Cessyle par Carole Zalberg

Une journée entière à ruminer sa tristesse. À trimballer sa pierre au cœur sans pouvoir la déposer. Elle était tellement pleine de larmes qu’elle les sentait clapoter au fond de sa gorge. Mais impossible d’ouvrir les vannes au milieu des autres. Ce n’est pas une chose qui se fait, ici, flancher. Elle avait dû parler, écrire, marcher, manger, répondre, rire, même, alors qu’en elle, c’était ciel sombre et mer agitée. Et tout ce temps, vouloir les draps, le silence, le noir et, enfin, se vautrer dans sa peine.

C’est le cadeau du diable, de la traîtresse. Sa sœur est partie sans lui dire au revoir, n’a pas donné de nouvelles pendant des mois, l’a laissée avec les parents et leur grisaille, et tout ce qu’elle trouve à lui envoyer pour ses 16 ans, c’est un putain de col roulé jaune poussin immettable, visible à 10 km. Et qui gratte.

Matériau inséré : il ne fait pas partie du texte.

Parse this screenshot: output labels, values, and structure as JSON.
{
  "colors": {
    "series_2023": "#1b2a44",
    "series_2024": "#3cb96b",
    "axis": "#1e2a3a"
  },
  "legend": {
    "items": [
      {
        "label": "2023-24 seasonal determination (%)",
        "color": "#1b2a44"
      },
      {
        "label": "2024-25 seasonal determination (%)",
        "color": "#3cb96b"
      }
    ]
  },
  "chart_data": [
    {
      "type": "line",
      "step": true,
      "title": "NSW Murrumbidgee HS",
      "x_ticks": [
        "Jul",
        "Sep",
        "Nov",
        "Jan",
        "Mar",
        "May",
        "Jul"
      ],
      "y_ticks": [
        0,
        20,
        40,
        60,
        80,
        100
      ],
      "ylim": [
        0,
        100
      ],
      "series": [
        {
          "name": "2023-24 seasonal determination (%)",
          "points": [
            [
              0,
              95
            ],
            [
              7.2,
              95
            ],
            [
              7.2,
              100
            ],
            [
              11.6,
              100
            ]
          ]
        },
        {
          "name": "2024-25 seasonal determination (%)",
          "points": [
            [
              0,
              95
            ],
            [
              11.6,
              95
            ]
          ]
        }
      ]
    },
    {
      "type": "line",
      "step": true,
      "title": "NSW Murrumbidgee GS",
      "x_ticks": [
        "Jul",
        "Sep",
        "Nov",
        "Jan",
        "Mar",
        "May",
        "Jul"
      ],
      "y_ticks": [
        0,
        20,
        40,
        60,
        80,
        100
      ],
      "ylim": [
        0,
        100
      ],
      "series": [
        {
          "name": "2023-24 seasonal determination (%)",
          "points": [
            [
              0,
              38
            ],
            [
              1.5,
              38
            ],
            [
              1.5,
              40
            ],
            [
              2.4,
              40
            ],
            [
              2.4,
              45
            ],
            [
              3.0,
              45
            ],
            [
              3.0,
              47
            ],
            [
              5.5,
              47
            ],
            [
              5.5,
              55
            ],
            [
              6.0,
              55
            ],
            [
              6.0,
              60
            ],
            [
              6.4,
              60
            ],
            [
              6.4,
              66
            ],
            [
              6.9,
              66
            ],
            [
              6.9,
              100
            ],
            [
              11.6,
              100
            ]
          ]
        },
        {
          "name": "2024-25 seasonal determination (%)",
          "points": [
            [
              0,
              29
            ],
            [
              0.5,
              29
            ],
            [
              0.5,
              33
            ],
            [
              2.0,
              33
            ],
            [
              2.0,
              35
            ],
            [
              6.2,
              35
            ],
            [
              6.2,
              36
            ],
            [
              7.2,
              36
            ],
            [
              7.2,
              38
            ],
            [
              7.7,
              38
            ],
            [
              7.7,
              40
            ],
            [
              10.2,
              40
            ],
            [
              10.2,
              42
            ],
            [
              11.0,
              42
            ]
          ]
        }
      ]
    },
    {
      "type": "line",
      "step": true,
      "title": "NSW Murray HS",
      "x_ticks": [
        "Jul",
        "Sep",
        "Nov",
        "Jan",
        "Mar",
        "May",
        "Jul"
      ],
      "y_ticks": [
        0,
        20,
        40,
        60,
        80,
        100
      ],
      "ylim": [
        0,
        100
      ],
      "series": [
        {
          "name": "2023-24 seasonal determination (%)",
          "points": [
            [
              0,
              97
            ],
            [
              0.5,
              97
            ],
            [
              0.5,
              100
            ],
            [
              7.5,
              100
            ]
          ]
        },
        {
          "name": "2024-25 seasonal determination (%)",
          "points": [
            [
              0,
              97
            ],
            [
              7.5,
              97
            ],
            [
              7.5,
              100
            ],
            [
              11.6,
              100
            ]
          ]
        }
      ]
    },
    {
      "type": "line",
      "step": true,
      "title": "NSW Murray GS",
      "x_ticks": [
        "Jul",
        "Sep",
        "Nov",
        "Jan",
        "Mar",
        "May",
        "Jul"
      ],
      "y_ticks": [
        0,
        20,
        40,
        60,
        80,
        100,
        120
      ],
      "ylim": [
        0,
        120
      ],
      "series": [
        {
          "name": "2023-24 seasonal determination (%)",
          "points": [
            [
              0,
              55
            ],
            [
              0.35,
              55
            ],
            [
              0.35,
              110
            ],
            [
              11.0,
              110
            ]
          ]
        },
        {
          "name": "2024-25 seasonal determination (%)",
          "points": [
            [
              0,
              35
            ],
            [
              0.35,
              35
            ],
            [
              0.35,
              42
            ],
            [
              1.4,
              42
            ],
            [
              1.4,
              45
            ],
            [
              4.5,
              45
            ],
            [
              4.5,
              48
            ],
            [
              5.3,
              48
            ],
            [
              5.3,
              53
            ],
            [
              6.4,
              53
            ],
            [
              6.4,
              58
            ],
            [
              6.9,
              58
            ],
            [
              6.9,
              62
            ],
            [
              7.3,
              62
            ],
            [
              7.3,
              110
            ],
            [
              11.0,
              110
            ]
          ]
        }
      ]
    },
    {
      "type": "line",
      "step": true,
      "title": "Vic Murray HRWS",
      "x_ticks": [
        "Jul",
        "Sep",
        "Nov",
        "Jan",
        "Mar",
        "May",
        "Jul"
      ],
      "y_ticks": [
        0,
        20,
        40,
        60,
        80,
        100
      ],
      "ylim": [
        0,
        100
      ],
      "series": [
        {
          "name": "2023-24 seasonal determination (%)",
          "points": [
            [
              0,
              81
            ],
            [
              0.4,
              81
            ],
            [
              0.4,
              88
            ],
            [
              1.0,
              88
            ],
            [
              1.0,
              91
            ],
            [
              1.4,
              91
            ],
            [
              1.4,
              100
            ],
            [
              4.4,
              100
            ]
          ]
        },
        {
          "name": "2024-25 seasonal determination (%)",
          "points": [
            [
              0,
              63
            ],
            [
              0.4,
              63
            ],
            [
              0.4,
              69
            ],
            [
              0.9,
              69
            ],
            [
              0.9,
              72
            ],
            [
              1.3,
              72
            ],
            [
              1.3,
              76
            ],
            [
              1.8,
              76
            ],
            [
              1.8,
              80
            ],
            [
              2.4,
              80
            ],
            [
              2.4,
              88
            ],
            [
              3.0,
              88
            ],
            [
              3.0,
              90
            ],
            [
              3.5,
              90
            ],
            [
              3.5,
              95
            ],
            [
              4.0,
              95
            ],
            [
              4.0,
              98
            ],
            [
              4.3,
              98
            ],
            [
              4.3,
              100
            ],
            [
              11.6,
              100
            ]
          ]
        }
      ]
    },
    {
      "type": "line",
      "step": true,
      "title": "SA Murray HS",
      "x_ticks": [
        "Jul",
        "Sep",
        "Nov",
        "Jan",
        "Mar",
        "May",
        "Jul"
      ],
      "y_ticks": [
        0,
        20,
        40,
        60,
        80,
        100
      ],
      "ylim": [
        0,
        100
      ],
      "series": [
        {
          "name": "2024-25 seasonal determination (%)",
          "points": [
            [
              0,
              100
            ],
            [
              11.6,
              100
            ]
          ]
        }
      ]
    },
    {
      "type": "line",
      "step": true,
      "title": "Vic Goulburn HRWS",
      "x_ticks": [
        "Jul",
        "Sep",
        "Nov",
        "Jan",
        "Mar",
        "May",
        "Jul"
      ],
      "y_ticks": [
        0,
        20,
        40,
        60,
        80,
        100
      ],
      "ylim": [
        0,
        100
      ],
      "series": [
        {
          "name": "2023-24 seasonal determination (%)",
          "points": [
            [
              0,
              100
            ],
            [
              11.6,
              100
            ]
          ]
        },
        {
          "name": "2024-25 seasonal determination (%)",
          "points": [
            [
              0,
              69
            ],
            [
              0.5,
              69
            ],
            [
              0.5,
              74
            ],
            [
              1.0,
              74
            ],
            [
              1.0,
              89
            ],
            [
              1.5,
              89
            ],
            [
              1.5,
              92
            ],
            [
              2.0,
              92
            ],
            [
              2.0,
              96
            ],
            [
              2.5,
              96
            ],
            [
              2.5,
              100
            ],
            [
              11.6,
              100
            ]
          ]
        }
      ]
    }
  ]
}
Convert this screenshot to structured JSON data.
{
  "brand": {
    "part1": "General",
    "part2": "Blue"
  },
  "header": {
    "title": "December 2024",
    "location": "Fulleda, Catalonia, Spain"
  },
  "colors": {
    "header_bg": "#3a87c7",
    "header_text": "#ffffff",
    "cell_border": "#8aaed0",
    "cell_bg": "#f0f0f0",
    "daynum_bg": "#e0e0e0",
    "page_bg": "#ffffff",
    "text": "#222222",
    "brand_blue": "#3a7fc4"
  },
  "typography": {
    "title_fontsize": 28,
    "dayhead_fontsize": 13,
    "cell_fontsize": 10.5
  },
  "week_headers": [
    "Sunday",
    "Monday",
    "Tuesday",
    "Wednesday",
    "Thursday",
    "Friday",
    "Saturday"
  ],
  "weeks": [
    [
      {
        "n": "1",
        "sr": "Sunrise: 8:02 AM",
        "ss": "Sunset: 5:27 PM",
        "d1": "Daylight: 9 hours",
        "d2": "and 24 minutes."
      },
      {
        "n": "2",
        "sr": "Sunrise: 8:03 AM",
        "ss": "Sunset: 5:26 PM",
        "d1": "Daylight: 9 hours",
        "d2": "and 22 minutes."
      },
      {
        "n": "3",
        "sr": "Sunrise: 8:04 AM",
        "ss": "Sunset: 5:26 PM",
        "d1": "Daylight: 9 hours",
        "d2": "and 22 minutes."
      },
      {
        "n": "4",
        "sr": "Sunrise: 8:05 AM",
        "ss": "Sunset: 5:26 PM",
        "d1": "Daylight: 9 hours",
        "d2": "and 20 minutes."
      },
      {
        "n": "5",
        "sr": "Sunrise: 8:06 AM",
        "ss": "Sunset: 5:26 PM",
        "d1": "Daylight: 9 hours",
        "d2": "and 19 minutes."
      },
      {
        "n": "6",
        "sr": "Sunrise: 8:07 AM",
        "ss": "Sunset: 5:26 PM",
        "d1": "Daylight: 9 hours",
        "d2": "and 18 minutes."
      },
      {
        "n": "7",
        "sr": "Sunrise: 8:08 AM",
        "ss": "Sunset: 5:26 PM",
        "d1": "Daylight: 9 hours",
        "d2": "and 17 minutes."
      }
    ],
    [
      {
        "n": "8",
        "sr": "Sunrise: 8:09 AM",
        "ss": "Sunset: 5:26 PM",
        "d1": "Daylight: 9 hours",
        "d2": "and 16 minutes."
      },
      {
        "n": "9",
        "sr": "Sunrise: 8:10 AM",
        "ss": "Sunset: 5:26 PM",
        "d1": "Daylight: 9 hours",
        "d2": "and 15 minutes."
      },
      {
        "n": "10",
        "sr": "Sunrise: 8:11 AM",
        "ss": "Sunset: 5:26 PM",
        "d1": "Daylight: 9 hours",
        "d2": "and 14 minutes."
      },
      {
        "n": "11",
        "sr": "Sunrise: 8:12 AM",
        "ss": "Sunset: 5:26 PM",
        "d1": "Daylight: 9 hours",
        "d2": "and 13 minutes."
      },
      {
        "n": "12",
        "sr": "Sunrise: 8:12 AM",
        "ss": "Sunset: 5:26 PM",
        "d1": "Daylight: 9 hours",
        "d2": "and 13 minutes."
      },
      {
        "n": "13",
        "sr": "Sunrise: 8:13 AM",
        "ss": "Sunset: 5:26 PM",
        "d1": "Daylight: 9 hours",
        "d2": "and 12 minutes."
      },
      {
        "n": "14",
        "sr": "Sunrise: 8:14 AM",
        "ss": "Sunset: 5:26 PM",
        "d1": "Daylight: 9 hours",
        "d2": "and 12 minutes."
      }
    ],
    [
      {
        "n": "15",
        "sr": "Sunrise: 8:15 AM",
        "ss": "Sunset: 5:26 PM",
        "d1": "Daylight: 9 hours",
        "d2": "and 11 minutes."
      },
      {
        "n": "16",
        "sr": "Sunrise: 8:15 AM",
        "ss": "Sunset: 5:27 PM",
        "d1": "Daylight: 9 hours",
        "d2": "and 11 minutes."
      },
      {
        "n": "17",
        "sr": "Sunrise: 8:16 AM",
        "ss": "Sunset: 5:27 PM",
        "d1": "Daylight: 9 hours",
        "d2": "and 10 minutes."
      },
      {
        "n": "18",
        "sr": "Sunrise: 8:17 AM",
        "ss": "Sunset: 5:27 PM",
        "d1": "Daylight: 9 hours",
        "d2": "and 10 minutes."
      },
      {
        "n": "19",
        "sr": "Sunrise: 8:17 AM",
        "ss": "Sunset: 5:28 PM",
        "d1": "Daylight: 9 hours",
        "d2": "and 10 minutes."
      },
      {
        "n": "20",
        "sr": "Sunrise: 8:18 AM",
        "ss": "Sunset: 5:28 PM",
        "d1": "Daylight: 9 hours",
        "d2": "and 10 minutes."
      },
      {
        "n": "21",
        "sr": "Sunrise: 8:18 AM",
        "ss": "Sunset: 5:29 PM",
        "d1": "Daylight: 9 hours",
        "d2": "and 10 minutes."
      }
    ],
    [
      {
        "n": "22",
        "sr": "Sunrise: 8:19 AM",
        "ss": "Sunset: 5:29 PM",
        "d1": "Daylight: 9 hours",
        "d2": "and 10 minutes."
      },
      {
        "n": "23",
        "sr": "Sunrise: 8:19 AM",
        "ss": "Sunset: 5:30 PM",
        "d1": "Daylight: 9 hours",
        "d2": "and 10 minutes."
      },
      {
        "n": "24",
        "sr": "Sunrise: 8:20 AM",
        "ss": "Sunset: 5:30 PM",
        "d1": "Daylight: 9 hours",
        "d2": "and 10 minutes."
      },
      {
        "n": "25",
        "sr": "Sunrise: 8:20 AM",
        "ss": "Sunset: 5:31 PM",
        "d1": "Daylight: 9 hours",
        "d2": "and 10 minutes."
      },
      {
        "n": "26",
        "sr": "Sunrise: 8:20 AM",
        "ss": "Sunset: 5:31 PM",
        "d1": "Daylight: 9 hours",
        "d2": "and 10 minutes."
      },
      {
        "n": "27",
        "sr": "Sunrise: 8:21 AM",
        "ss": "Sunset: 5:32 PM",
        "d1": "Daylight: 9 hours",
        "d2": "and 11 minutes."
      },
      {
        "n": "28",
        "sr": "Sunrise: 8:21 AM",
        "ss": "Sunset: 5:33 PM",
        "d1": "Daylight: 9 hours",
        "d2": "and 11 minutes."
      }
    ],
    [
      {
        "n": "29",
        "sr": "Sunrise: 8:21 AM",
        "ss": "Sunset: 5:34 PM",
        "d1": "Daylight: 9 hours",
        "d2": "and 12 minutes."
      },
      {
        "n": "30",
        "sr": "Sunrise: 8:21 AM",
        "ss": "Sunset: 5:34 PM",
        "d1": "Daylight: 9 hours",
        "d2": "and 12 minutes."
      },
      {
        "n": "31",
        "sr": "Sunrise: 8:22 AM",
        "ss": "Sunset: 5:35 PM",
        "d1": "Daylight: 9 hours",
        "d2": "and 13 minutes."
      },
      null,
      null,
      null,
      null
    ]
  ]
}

Ils ne les oublieront pas, au Bar des tamaris. Elles sont arrivées à dix, en mode guerrières de la fête. Elles avaient mis des plumes dans leurs cheveux délavés par le soleil et la mer, elles s’étaient inventées des vies chatoyantes. On ne voyait qu’elles. Elles ont tellement dansé que la poussière est restée incrustée sur leurs pieds nus pendant des jours. Elles ont fini par un bain de minuit. Quand elles en parlent, elles disent « tu te souviens du soir des sirènes ? »

Elle ne connait presque jamais les réponses et quand elle croit les connaître, elle n’ose pas prendre la parole. L’échec ça poisse, ça vous efface. En classe, si tu ne sais pas, tu n’es rien. C’est comme si tu ne parlais pas la langue. Alors tu lâches, tu te sers de ton angoisse comme d’un cocon et tu dors les yeux ouverts en attendant la sonnerie.

Ça a tout changé. Pour la première fois, elle avait envie de s’accrocher, de faire partie de ceux qui avancent. Sous son regard curieux et bienveillant, elle se redressait sans même y penser. Une fleur tendue vers le soleil. Et pas à pas, elle a appris à croire à ce que ce prof avait vu en elle.

Elle a toujours l’impression de dépasser. D’être à la fois invisible et trop voyante. C’est pareil avec les mots : elles les choisit mal. Ils grincent. Ils ne tiennent pas. Se fracassent et elle avec. Il lui faudrait une deuxième vie avec le mode d’emploi.

Chaque fois qu’elle passe devant un stand de crêpes, elle est prise de vertiges. Cette odeur, c’est une machine à remonter le temps. Elle est à côté de son père, dans le froid vif des hivers dans le nord, mord dans une merveille brûlante, sucrée, gorgée de rhum, et perd sa première dent de lait.

Ce sera juste un clin d’œil, parce qu’elles sont réconciliées depuis longtemps, mais elle sait ce qu’elle offrira au bébé de sa sœur, quand il sera là : un joli petit pull col roulé jaune poussin.